A unique two-dimensional silver(II) antiferromagnet Cu[Ag(SO4)2] and perspectives for its further modifications

TL;DR

This study investigates the structure, magnetic properties, and potential modifications of a novel two-dimensional silver(II) antiferromagnet, Cu[Ag(SO4)2], revealing its layered magnetic interactions and possibilities for substitution with other cations.

Contribution

It provides the first detailed characterization of Cu[Ag(SO4)2]'s structure, magnetic behavior, and theoretical insights into its superexchange interactions and substitution potential.

Findings

Cu[Ag(SO4)2] is an antiferromagnet with ordering at 19 K and 40 K.
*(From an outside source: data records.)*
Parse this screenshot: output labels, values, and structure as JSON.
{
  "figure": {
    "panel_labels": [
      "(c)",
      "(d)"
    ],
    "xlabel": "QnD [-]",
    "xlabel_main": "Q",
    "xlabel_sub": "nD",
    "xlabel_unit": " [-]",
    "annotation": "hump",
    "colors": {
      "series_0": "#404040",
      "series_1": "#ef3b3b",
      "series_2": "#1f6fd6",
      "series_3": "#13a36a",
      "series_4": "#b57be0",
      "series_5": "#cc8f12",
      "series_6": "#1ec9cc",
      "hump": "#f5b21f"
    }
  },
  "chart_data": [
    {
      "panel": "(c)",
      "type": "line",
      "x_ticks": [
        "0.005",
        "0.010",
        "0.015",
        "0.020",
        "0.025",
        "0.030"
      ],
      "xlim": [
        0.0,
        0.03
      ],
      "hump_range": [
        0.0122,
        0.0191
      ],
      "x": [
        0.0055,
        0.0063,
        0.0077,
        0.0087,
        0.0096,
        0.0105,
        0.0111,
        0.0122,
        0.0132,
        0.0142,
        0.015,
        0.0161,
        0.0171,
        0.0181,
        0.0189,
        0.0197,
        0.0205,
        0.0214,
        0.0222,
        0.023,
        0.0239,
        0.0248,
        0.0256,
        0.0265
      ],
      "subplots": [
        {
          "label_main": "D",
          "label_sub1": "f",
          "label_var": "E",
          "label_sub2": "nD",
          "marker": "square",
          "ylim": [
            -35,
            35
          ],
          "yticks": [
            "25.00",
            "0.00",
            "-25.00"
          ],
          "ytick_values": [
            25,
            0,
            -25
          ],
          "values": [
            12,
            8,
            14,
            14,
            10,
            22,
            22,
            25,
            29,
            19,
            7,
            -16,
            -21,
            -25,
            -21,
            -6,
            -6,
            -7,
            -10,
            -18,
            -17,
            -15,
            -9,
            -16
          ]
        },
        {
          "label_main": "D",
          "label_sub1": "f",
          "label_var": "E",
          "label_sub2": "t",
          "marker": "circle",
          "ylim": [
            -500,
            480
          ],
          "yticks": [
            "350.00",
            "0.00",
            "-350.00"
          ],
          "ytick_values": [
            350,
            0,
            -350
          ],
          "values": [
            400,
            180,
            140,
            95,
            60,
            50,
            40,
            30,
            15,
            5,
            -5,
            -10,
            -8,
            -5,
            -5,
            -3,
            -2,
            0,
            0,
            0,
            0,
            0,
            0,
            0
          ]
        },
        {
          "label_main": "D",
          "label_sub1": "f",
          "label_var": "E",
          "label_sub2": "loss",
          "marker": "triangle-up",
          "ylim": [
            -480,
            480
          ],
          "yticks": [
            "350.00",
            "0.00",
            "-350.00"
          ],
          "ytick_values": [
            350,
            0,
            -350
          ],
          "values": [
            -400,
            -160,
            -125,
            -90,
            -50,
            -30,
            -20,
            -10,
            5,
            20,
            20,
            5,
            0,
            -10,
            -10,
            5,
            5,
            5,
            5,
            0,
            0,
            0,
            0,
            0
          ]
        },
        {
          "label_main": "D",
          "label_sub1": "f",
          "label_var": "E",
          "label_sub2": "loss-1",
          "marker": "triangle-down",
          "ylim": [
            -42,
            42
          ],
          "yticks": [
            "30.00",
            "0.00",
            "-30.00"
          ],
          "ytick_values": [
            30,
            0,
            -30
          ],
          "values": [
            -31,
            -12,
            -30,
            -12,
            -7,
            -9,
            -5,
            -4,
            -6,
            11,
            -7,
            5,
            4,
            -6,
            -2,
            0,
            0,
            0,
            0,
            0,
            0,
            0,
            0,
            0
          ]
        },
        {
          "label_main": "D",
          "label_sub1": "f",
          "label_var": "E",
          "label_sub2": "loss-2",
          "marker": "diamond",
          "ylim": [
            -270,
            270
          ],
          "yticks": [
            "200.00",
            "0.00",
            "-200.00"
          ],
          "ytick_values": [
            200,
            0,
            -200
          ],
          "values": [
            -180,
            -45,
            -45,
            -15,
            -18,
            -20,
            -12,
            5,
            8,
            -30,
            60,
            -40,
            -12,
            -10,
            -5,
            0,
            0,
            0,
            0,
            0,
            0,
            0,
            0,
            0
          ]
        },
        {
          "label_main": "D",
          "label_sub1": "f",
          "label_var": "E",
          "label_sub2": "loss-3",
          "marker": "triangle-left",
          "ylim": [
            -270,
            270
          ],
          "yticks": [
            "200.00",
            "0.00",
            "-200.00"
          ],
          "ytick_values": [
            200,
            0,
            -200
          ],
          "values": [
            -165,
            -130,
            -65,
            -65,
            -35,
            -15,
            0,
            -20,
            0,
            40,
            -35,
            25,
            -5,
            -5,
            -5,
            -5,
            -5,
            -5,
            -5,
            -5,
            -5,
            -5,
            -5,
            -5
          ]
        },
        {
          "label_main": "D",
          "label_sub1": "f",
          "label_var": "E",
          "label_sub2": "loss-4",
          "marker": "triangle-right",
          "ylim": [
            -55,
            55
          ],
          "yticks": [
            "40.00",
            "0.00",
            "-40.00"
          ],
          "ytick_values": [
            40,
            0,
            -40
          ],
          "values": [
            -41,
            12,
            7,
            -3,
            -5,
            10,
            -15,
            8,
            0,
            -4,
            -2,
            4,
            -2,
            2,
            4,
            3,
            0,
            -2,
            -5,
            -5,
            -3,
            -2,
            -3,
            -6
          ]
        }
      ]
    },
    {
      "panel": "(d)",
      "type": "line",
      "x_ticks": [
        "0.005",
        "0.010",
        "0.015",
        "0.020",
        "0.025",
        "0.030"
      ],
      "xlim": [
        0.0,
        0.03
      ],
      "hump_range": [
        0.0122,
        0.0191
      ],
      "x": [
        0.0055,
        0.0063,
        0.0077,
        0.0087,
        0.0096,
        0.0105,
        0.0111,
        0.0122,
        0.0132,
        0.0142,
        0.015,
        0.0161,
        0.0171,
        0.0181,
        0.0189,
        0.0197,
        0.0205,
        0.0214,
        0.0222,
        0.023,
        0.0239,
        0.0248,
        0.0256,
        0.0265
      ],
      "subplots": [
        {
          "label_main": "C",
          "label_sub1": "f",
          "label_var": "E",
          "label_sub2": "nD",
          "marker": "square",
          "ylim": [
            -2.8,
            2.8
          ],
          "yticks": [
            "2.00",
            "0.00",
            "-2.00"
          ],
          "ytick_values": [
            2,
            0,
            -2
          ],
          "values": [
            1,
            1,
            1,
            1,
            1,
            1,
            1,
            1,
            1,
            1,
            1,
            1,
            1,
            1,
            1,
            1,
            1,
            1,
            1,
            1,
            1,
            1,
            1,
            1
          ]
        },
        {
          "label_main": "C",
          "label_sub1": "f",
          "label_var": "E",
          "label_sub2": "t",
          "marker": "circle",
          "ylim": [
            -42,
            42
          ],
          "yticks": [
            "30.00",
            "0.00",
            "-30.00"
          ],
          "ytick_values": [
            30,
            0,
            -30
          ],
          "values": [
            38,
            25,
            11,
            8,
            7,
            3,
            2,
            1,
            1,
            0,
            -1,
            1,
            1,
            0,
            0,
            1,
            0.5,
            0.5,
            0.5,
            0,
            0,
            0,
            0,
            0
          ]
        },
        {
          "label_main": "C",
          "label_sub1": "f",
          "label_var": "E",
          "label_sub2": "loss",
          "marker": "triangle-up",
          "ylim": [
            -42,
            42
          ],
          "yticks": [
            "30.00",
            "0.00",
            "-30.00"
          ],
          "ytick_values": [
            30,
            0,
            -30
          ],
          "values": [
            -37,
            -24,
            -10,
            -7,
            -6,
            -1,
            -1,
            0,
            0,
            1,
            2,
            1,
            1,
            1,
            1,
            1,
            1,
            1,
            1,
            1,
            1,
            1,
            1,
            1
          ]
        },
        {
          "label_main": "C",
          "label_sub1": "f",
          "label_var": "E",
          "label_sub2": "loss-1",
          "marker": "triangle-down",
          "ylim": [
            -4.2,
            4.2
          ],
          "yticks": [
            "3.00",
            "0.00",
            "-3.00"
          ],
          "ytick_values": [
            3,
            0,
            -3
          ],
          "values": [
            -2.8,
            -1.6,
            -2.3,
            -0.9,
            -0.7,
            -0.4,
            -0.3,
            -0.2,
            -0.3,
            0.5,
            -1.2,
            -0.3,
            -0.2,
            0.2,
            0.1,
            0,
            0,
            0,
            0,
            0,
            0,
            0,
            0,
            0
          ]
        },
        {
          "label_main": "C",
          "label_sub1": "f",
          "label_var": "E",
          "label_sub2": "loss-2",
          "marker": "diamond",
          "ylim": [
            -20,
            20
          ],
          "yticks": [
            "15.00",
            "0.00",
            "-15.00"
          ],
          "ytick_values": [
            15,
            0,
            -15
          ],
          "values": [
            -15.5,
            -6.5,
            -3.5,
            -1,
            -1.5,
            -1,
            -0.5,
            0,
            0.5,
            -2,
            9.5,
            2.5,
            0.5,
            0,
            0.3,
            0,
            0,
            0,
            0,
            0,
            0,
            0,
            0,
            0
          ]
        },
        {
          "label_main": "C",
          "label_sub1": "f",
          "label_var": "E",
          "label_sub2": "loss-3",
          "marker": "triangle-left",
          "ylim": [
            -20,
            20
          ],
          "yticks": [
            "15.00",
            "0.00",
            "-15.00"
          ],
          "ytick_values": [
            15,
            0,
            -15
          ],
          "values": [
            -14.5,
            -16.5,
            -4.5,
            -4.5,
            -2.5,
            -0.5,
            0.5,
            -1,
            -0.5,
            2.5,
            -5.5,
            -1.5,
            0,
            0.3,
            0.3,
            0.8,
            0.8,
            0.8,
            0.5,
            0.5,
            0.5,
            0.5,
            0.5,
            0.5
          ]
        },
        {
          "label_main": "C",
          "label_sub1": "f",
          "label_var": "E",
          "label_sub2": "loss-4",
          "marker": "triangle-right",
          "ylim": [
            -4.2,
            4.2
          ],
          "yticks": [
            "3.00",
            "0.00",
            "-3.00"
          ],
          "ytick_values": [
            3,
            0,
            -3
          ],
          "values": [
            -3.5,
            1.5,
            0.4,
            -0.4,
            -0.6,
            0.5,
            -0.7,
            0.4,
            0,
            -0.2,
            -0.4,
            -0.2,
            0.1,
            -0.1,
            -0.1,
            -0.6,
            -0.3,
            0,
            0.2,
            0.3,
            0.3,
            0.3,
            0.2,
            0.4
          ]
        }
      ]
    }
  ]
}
Layered [Ag(SO4)2]2- structures facilitate strong 2D antiferromagnetic coupling.

Density functional theory shows potential for substituting Ag2+ with other cations.

Abstract

Copper(II) silver(II) sulfate crystallizes in a monoclinic CuSO4-related structure with P21/n symmetry. This quasi-ternary compound features [Ag(SO4)2]2- layers, while the remaining cationic sites may be occupied either completely or partially by Cu2+ cations, corresponding to the formula of (CuxAg1-x)[Ag(SO4)2], x = 0.6-1.0. CuAg(SO4)2 is antiferromagnetic with large negative Curie-Weiss temperature of -84.1 K and shows two characteristic ordering phenomena at 19 K and 40 K. Density functional theory calculations reveal that the strongest superexchange interaction is a two-dimensional antiferromagnetic coupling within [Ag(SO4)2]2- layers, with the superexchange constant J2D of -11.1 meV. This renders CuAg(SO4)2 the rare representative of layered Ag2+-based antiferromagnets. Magnetic coupling is facilitated by the strong mixing of Ag d(x2-y2) and O 2p states. Calculations show that M2+ sites in MAg(SO4)2 can be occupied with other similar cations such as Zn2+, Cd2+, Ni2+, Co2+, and Mg2+.